Biological diversity often poses a major challenge for ecologists who seek to understand ecological processes or conduct biomonitoring programs. Environmental samples commonly contain a high taxonomic diversity of small-sized organisms (e.g., meiofauna in marine benthic sediments), with numerous specimens lacking diagnostic morphological characters (i.e. larval stages in plankton tows) or partially digested organisms in gut or faecal contents), making it difficult to identify species within a reasonable timeframe and with sufficient accuracy. Yet, DNA-based community analyses have offered some alternatives to traditional methods and have become even more promising with the availability of ultrasequencing platforms now supplanting cloning. Taxon detection from bulk samples can be achieved using PCR amplification followed by deep sequencing of homologous gene regions. Sequences are then compared to libraries of reference barcodes for taxonomic identification. This so-called “metabarcoding” approach has been used as a powerful means to understand the diversity and distribution of meiofauna. It has also been found to be an effective tool for assessing the diversity of insects collected from traps and characterize the diet of predators[8–11] and herbivores[12, 13] through analysis of their feces or gut content. Nevertheless, metabarcoding is still a relatively new approach, and both methodological and analytical improvements are necessary to further expand its range of applications[7, 14].
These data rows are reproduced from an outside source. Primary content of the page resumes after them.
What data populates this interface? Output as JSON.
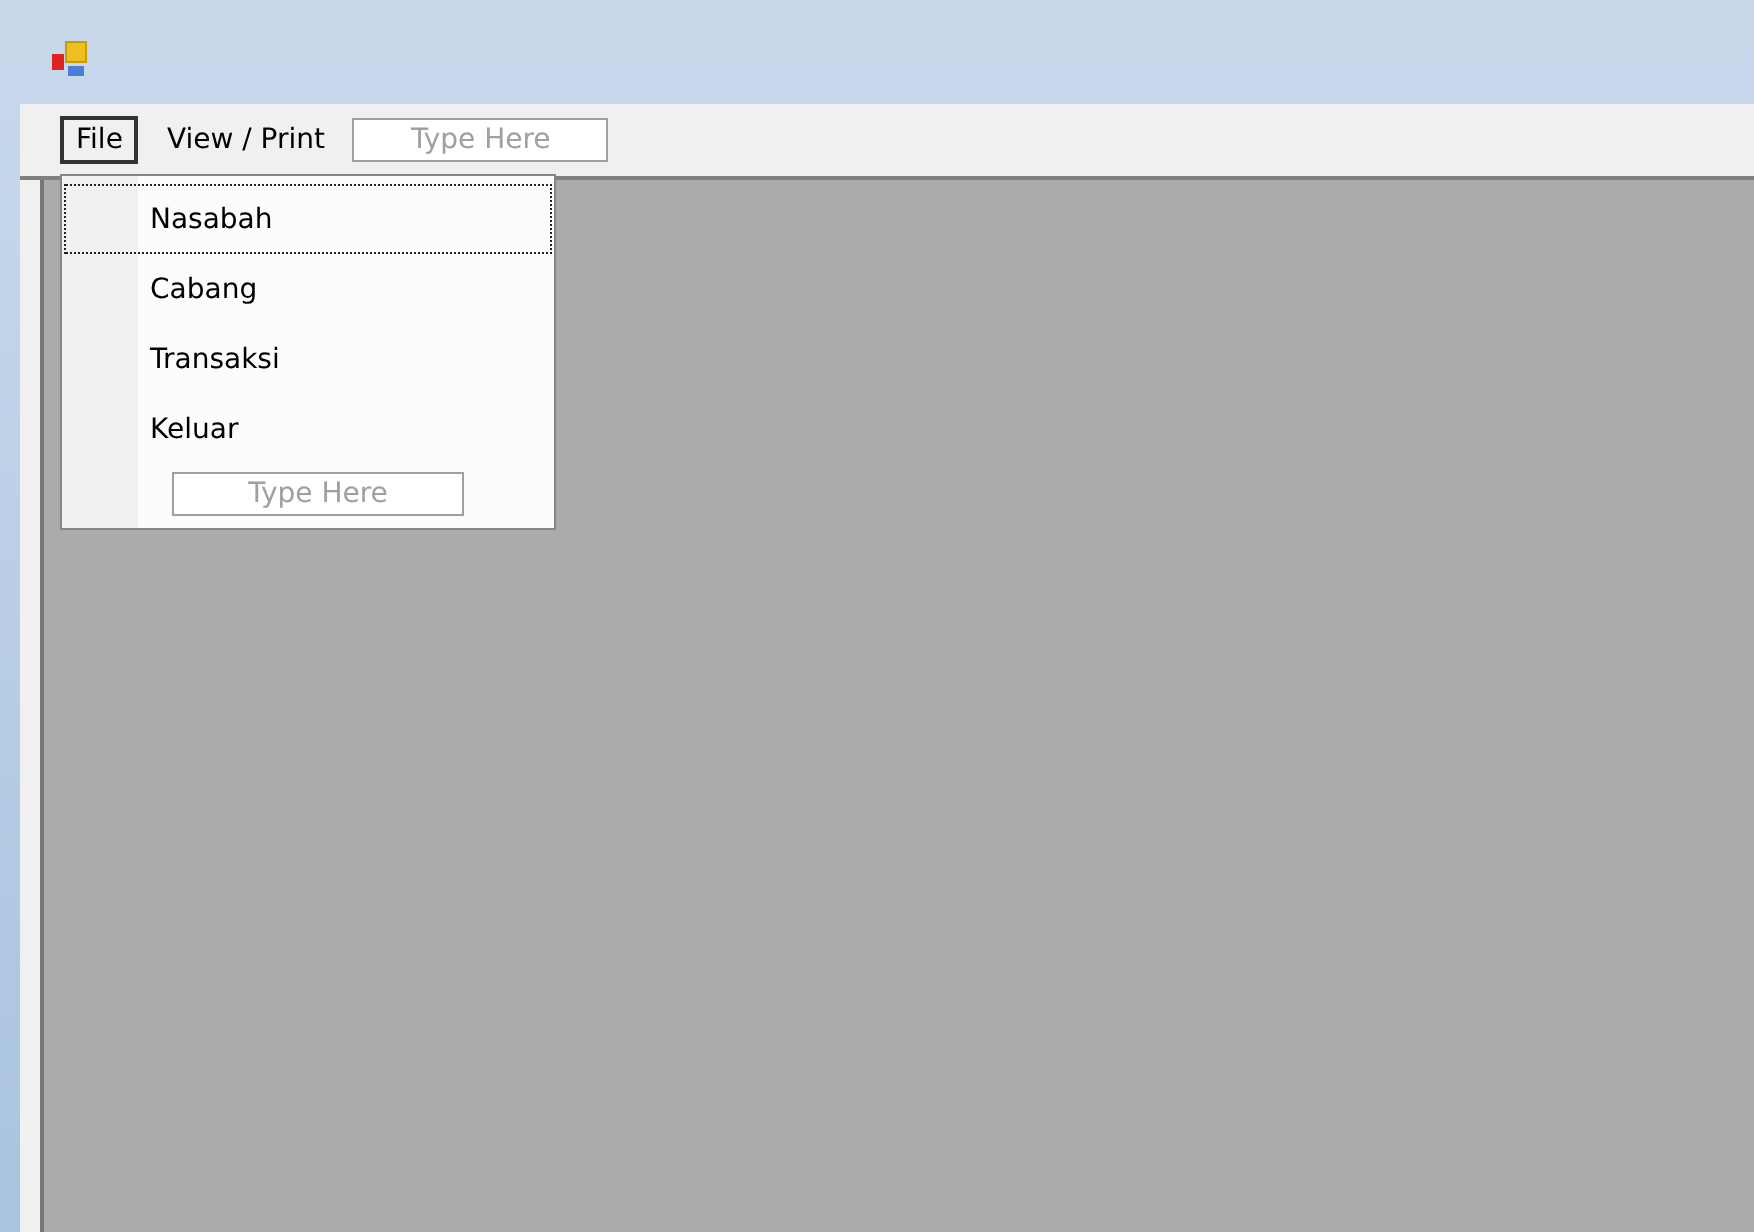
{
  "menu_bar": {
    "items": [
      {
        "label": "File",
        "selected": true
      },
      {
        "label": "View / Print",
        "selected": false
      }
    ],
    "new_item_placeholder": "Type Here"
  },
  "file_menu": {
    "items": [
      {
        "label": "Nasabah",
        "selected": true
      },
      {
        "label": "Cabang",
        "selected": false
      },
      {
        "label": "Transaksi",
        "selected": false
      },
      {
        "label": "Keluar",
        "selected": false
      }
    ],
    "new_item_placeholder": "Type Here"
  }
}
The success of a metabarcoding analysis is particularly contingent upon the primer set used and the target loci, because they will determine the efficiency and accuracy of taxon detection and identification. In general, primers should preferentially target hypervariable DNA regions (for high resolution taxonomic discrimination) for which extensive libraries of reference sequences are available (for taxonomic identification). Furthermore, primers should preferentially target short DNA fragments (e.g., < 400 bp) to maximize richness estimates[15, 16] and increase the probability of recovering DNA templates that are more degraded (sheared), such as samples preserved for extended periods of time or prey items in the gut and faecal contents of predators[18, 19]. The taxonomic coverage of the primer set will then depend upon the question addressed. For example, when the goal is to describe the diet of specialised predators (i.e. insects consumed by bats[20, 21]) or more generally to describe the diversity and composition of a specific functional group (i.e. nematodes in sediments), “group-specific” primers will be effective. Alternatively, when the goal is to obtain a comprehensive analysis of samples containing species from numerous phyla (as most environmental samples do), primers should target a locus found universally across all animals or plants.
Despite the inherent difficulty of designing versatile primers (also referred to as broad-range or universal primers), several sets are readily available to amplify nuclear and mitochondrial gene fragments across animals. For example, there are primers to amplify short fragments of the nuclear 18S and 28S ribosomal markers[22, 23], but these regions evolve slowly and may underestimate diversity[24–27]. Versatile primers have also recently become available to target a short fragment of the mitochondrial 12S gene, a region with high rates of molecular evolution suitable for species delineation and identification, but taxonomic reference databases are currently highly limited for this marker. The mitochondrial Cytochrome c Oxidase I gene (COI) has been adopted as the standard ‘taxon barcode’ for most animal groups and is by far the most represented in public reference libraries. As of January 2013, the Barcode of Life Database included COI sequences from >1,800,000 specimens belonging to >160,000 species collected among all phyla across all ecosystems. However, versatile primers are only available to amplify the barcoding region of 658 bp[30, 31] and are known to be poorly conserved across nematodes[6, 26], gastropods and echinoderms among others. A single attempt was made at designing a versatile primer to amplify a shorter “mini-barcode” COI region, but it has received limited use due to large numbers of mismatches in the priming site that affects its efficiency across a broad range of taxa.
In the first part of this paper, we use an extensive library of COI barcodes provided by the Moorea BIOCODE project, an “All Taxa Biotic Inventory” (http://www.mooreabiocode.org), to locate a conserved priming site internal to the highly variable 658 bp COI region. The newly designed internal primer is combined with a modified version of the classic reverse barcoding primer HCO2198 proposed by Folmer et al. (1994) (“jgHCO2198” - to target a 313 bp COI region. We test the effectiveness of the primer set across 287 disparate taxa from 30 phyla and we compare its performance against versatile primer sets commonly employed for DNA barcoding.
In the second part of this paper, we demonstrate how the new COI primer set coupled with an effective bioinformatics pipeline allows high throughput DNA-based characterization of prey diversity from the gut contents of coral reef fish species with three distinct feeding modes. Analysis of predator’s gut or faecal contents is one of the promising applications of the DNA metabarcoding approach. Efficient prey detection combined with high-resolution prey identification offers the potential for improving our understanding of food webs, animal feeding behaviour and prey distribution[35, 36]. Previously, due to the large amplicon size, COI was often considered a non-suitable marker ([8, 19, 37], reviewed in). We propose that this new primer set will be a powerful asset for understanding various ecological processes and conducting biomonitoring programs.